Stellt sich für mich jetzt die Farge, wie die ID bei einem Session Cookie ist.

Nach ein wenig rumprobieren kommt mir der Verdacht, das sich die Cooki_lifetime nicht ändern läßt. Der Cookie ist immer bis zu schließen des Browsers gültig, obwohl ich direkt vor Session_start() den session_cookie_set_parameters() benutzt habe. Oder muß der vor wirklich jedem session_start() stehen? Doch eine sehr komplizierte Geschichte mit den Sessions. Oder ich hab heute nicht genug Hirnschmalz für sowas.


----------



## Dennis Wronka (5. April 2005)

mastermannrw hat gesagt.:
			
		

> Stellt sich für mich jetzt die Farge, wie die ID bei einem Session Cookie ist.
> 
> Nach ein wenig rumprobieren kommt mir der Verdacht, das sich die Cooki_lifetime nicht ändern läßt.

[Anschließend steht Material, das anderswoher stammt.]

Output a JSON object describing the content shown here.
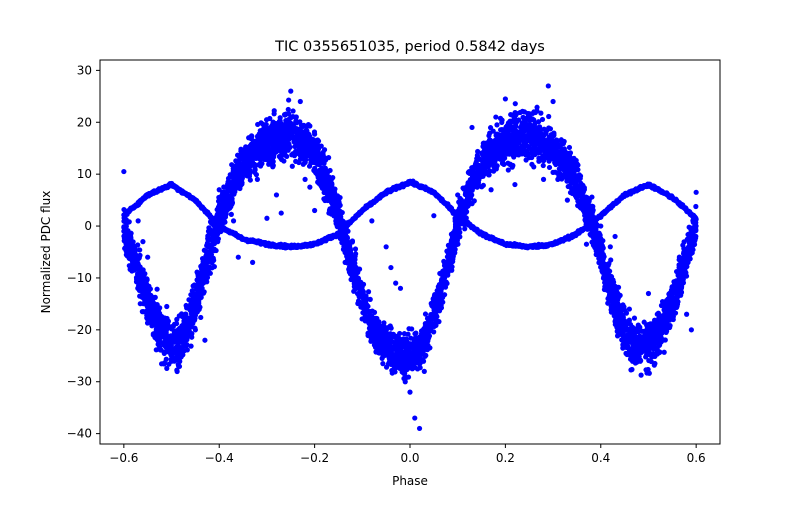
{
  "chart_data": {
    "type": "scatter",
    "title": "TIC 0355651035, period 0.5842 days",
    "xlabel": "Phase",
    "ylabel": "Normalized PDC flux",
    "xlim": [
      -0.65,
      0.65
    ],
    "ylim": [
      -42.0,
      32.0
    ],
    "xticks": [
      -0.6,
      -0.4,
      -0.2,
      0.0,
      0.2,
      0.4,
      0.6
    ],
    "xtick_labels": [
      "−0.6",
      "−0.4",
      "−0.2",
      "0.0",
      "0.2",
      "0.4",
      "0.6"
    ],
    "yticks": [
      -40,
      -30,
      -20,
      -10,
      0,
      10,
      20,
      30
    ],
    "ytick_labels": [
      "−40",
      "−30",
      "−20",
      "−10",
      "0",
      "10",
      "20",
      "30"
    ],
    "grid": false,
    "legend": "none",
    "marker_color": "#0000ff",
    "series": [
      {
        "description_key": "dense",
        "x": [
          -0.6,
          -0.58,
          -0.56,
          -0.54,
          -0.52,
          -0.5,
          -0.48,
          -0.46,
          -0.44,
          -0.42,
          -0.4,
          -0.38,
          -0.36,
          -0.34,
          -0.32,
          -0.3,
          -0.28,
          -0.26,
          -0.25,
          -0.24,
          -0.22,
          -0.2,
          -0.18,
          -0.16,
          -0.14,
          -0.12,
          -0.1,
          -0.08,
          -0.06,
          -0.04,
          -0.02,
          0.0,
          0.02,
          0.04,
          0.06,
          0.08,
          0.1,
          0.12,
          0.14,
          0.16,
          0.18,
          0.2,
          0.22,
          0.24,
          0.25,
          0.26,
          0.28,
          0.3,
          0.32,
          0.34,
          0.36,
          0.38,
          0.4,
          0.42,
          0.44,
          0.46,
          0.48,
          0.5,
          0.52,
          0.54,
          0.56,
          0.58,
          0.6
        ],
        "y": [
          0,
          -6,
          -12,
          -17,
          -21,
          -23,
          -22,
          -18,
          -12,
          -5,
          1,
          6,
          10,
          13,
          15,
          16,
          17,
          17.5,
          17.5,
          17,
          16,
          14,
          10,
          5,
          -1,
          -8,
          -14,
          -19,
          -22,
          -24,
          -25,
          -25,
          -24,
          -20,
          -14,
          -7,
          0,
          6,
          10,
          13,
          15,
          16.5,
          17,
          17.5,
          17.5,
          17,
          16,
          15,
          13,
          10,
          6,
          1,
          -5,
          -12,
          -18,
          -22,
          -23,
          -23,
          -21,
          -17,
          -12,
          -6,
          0
        ],
        "scatter_half_width": [
          4,
          4,
          5,
          5,
          5,
          5,
          5,
          5,
          5,
          5,
          4,
          4,
          4,
          4,
          4,
          4,
          5,
          5,
          5,
          5,
          4,
          4,
          4,
          4,
          4,
          4,
          4,
          4,
          4,
          4,
          4,
          4,
          4,
          4,
          4,
          4,
          4,
          4,
          4,
          4,
          4,
          5,
          5,
          5,
          5,
          5,
          4,
          4,
          4,
          4,
          4,
          4,
          4,
          5,
          5,
          5,
          5,
          5,
          5,
          5,
          5,
          4,
          4
        ]
      },
      {
        "description_key": "thin",
        "x": [
          -0.6,
          -0.55,
          -0.5,
          -0.45,
          -0.4,
          -0.35,
          -0.3,
          -0.25,
          -0.2,
          -0.15,
          -0.1,
          -0.05,
          0.0,
          0.05,
          0.1,
          0.15,
          0.2,
          0.25,
          0.3,
          0.35,
          0.4,
          0.45,
          0.5,
          0.55,
          0.6
        ],
        "y": [
          2,
          6,
          8,
          5,
          0,
          -2.5,
          -3.5,
          -4,
          -3.5,
          -1.5,
          3,
          6.5,
          8.5,
          6.5,
          2,
          -1.5,
          -3.5,
          -4,
          -3.5,
          -1.5,
          2,
          6,
          8,
          5.5,
          1.5
        ]
      }
    ],
    "outliers": [
      {
        "x": -0.6,
        "y": 10.5
      },
      {
        "x": -0.57,
        "y": 1
      },
      {
        "x": -0.56,
        "y": -3
      },
      {
        "x": -0.55,
        "y": -6
      },
      {
        "x": -0.53,
        "y": -16
      },
      {
        "x": -0.51,
        "y": -15.5
      },
      {
        "x": -0.47,
        "y": -17
      },
      {
        "x": -0.45,
        "y": -20
      },
      {
        "x": -0.43,
        "y": -22
      },
      {
        "x": -0.44,
        "y": -12
      },
      {
        "x": -0.4,
        "y": 7
      },
      {
        "x": -0.38,
        "y": 5.5
      },
      {
        "x": -0.37,
        "y": 1
      },
      {
        "x": -0.36,
        "y": -6
      },
      {
        "x": -0.33,
        "y": -7
      },
      {
        "x": -0.32,
        "y": 9
      },
      {
        "x": -0.3,
        "y": 1.5
      },
      {
        "x": -0.29,
        "y": 12
      },
      {
        "x": -0.28,
        "y": 6
      },
      {
        "x": -0.27,
        "y": 2.5
      },
      {
        "x": -0.25,
        "y": 26
      },
      {
        "x": -0.24,
        "y": 21
      },
      {
        "x": -0.23,
        "y": 24
      },
      {
        "x": -0.22,
        "y": 9
      },
      {
        "x": -0.21,
        "y": 7.5
      },
      {
        "x": -0.2,
        "y": 3
      },
      {
        "x": -0.19,
        "y": 9
      },
      {
        "x": -0.17,
        "y": 2.5
      },
      {
        "x": -0.15,
        "y": 2
      },
      {
        "x": -0.13,
        "y": -1
      },
      {
        "x": -0.08,
        "y": 1
      },
      {
        "x": -0.05,
        "y": -4
      },
      {
        "x": -0.04,
        "y": -8
      },
      {
        "x": -0.03,
        "y": -11
      },
      {
        "x": -0.02,
        "y": -12
      },
      {
        "x": -0.01,
        "y": -30
      },
      {
        "x": 0.0,
        "y": -32
      },
      {
        "x": 0.01,
        "y": -37
      },
      {
        "x": 0.02,
        "y": -39
      },
      {
        "x": 0.03,
        "y": -28
      },
      {
        "x": 0.05,
        "y": 2
      },
      {
        "x": 0.1,
        "y": 6
      },
      {
        "x": 0.13,
        "y": 19
      },
      {
        "x": 0.14,
        "y": 13
      },
      {
        "x": 0.15,
        "y": 10
      },
      {
        "x": 0.17,
        "y": 7
      },
      {
        "x": 0.18,
        "y": 21
      },
      {
        "x": 0.2,
        "y": 24.5
      },
      {
        "x": 0.22,
        "y": 8
      },
      {
        "x": 0.24,
        "y": 22
      },
      {
        "x": 0.26,
        "y": 22
      },
      {
        "x": 0.28,
        "y": 9
      },
      {
        "x": 0.29,
        "y": 27
      },
      {
        "x": 0.3,
        "y": 24
      },
      {
        "x": 0.31,
        "y": 9
      },
      {
        "x": 0.33,
        "y": 5
      },
      {
        "x": 0.36,
        "y": 5.5
      },
      {
        "x": 0.38,
        "y": 2
      },
      {
        "x": 0.4,
        "y": 0
      },
      {
        "x": 0.42,
        "y": -4
      },
      {
        "x": 0.43,
        "y": -2
      },
      {
        "x": 0.46,
        "y": -16
      },
      {
        "x": 0.5,
        "y": -13
      },
      {
        "x": 0.53,
        "y": -19.5
      },
      {
        "x": 0.55,
        "y": -15
      },
      {
        "x": 0.58,
        "y": -17
      },
      {
        "x": 0.59,
        "y": -20
      },
      {
        "x": 0.6,
        "y": 6.5
      },
      {
        "x": 0.45,
        "y": -20
      },
      {
        "x": 0.37,
        "y": -3.5
      }
    ]
  }
}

Der Cookie ist immer bis zu schließen des Browsers gültig, obwohl ich direkt vor Session_start() den session_cookie_set_parameters() benutzt habe. Oder muß der vor wirklich jedem session_start() stehen? Doch eine sehr komplizierte Geschichte mit den Sessions. Oder ich hab heute nicht genug Hirnschmalz für sowas.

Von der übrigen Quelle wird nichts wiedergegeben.